目前尚无双膦酸盐相关颌骨骨坏死（BRONJ）的公认病因。BRONJ的特征在于口内暴露的骨、骨的骨硬化性变化、口内硬组织和软组织愈合受损以及炎症。过去已经提出氨基二膦酸盐（BP）相关的组织毒性或BP相关的局部炎症作为潜在机制。然而，这不太可能，因为在使用Denosumab（一种单克隆抗Rank（L）抗体）治疗后，BRONJ的临床表现相同。颌骨独特的生物学特征表现为其发育生物学相关的起源于颅神经嵴细胞（CNC），这暗示颌骨内存在与CNC相关的骨改建信号传导。Msx-1仅在CNC衍生的骨结构中表达，并对CNC衍生的组织重塑起关键作用。自己的研究结果表明，在蛋白质和mRNA水平上，BP改变的颌骨中Msx-1和Rank（L）受到抑制。此外，BP显示出诱导巨噬细胞向炎症相关的M1型极化。Rank（L）主要参与颌骨骨改建和巨噬细胞分化的信号转导。
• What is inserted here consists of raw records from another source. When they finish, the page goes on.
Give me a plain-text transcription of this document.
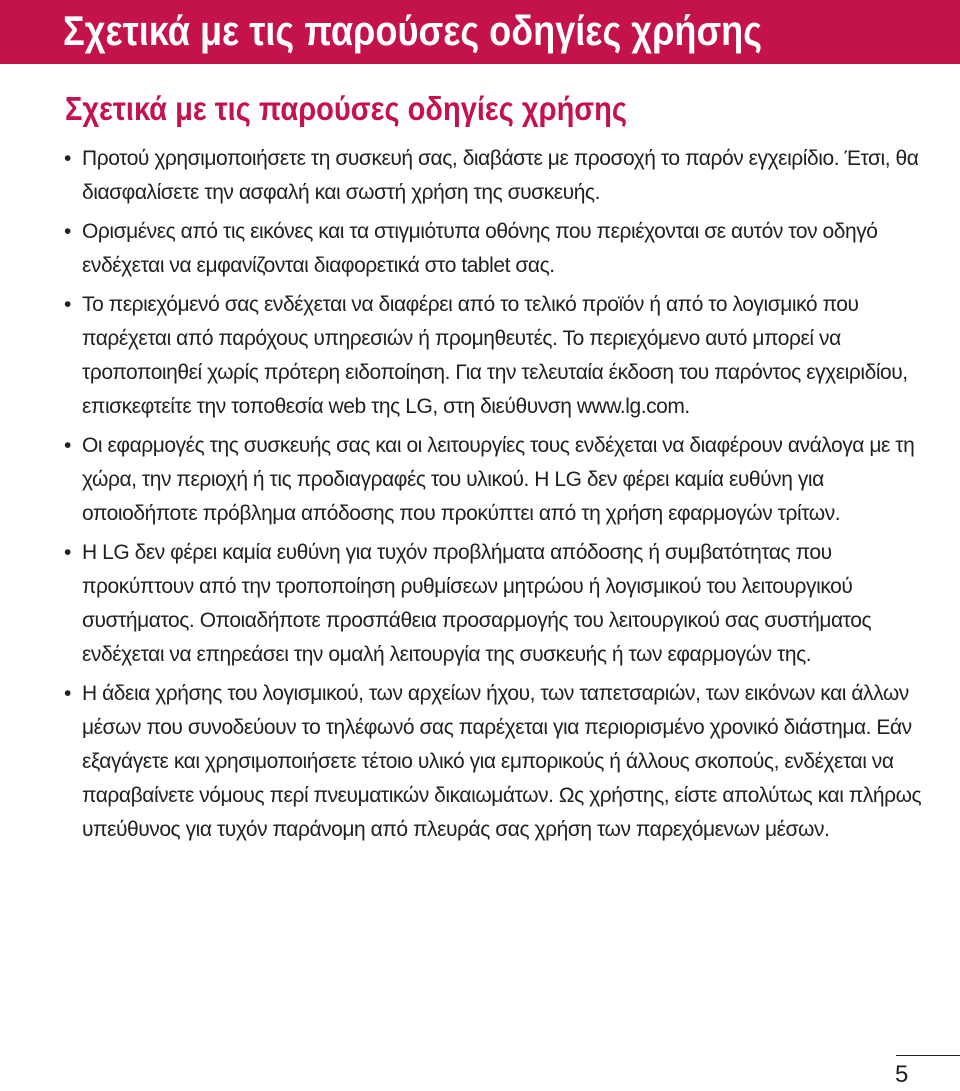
Σχετικά με τις παρούσες οδηγίες χρήσης
Σχετικά με τις παρούσες οδηγίες χρήσης
• Προτού χρησιμοποιήσετε τη συσκευή σας, διαβάστε με προσοχή το παρόν εγχειρίδιο. Έτσι, θα διασφαλίσετε την ασφαλή και σωστή χρήση της συσκευής.
• Ορισμένες από τις εικόνες και τα στιγμιότυπα οθόνης που περιέχονται σε αυτόν τον οδηγό ενδέχεται να εμφανίζονται διαφορετικά στο tablet σας.
• Το περιεχόμενό σας ενδέχεται να διαφέρει από το τελικό προϊόν ή από το λογισμικό που παρέχεται από παρόχους υπηρεσιών ή προμηθευτές. Το περιεχόμενο αυτό μπορεί να τροποποιηθεί χωρίς πρότερη ειδοποίηση. Για την τελευταία έκδοση του παρόντος εγχειριδίου, επισκεφτείτε την τοποθεσία web της LG, στη διεύθυνση www.lg.com.
• Οι εφαρμογές της συσκευής σας και οι λειτουργίες τους ενδέχεται να διαφέρουν ανάλογα με τη χώρα, την περιοχή ή τις προδιαγραφές του υλικού. Η LG δεν φέρει καμία ευθύνη για οποιοδήποτε πρόβλημα απόδοσης που προκύπτει από τη χρήση εφαρμογών τρίτων.
• Η LG δεν φέρει καμία ευθύνη για τυχόν προβλήματα απόδοσης ή συμβατότητας που προκύπτουν από την τροποποίηση ρυθμίσεων μητρώου ή λογισμικού του λειτουργικού συστήματος. Οποιαδήποτε προσπάθεια προσαρμογής του λειτουργικού σας συστήματος ενδέχεται να επηρεάσει την ομαλή λειτουργία της συσκευής ή των εφαρμογών της.
• Η άδεια χρήσης του λογισμικού, των αρχείων ήχου, των ταπετσαριών, των εικόνων και άλλων μέσων που συνοδεύουν το τηλέφωνό σας παρέχεται για περιορισμένο χρονικό διάστημα. Εάν εξαγάγετε και χρησιμοποιήσετε τέτοιο υλικό για εμπορικούς ή άλλους σκοπούς, ενδέχεται να παραβαίνετε νόμους περί πνευματικών δικαιωμάτων. Ως χρήστης, είστε απολύτως και πλήρως υπεύθυνος για τυχόν παράνομη από πλευράς σας χρήση των παρεχόμενων μέσων.
5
因此，受损的Msx-1/ Rank（L）-信号传导可以解释BP-和Denosumab特异性颌骨骨坏死。本实验项目（Wistar大鼠模型）将阐明，与颅外间充质决定的胫骨相比，BP治疗是否导致颌骨骨重塑和巨噬细胞分化的差异性损伤。本研究的目的是定量比较应用唑来膦酸后拔牙窝和胫骨骨折愈合过程中Msx-1、Msx-2、Bmp-2/4、Dlx-5、Runx-2、Rank（L）的表达模式。此外，应澄清BP是否优先与文献中描述的表达连接蛋白-43的骨神经嵴衍生结构相互作用。该项目的结果将提供描述BRONJ正式病理学的信息。此外，本项目的数据将阐明颌骨骨重建的位点特异性信号转导和可能的特异性骨免疫微环境。研究结果可能有助于BP和Denosumab治疗颌骨特异性骨增殖性和炎症性疾病（如巨颌症、骨化性纤维瘤和原发性慢性骨髓炎）的循证治疗用途。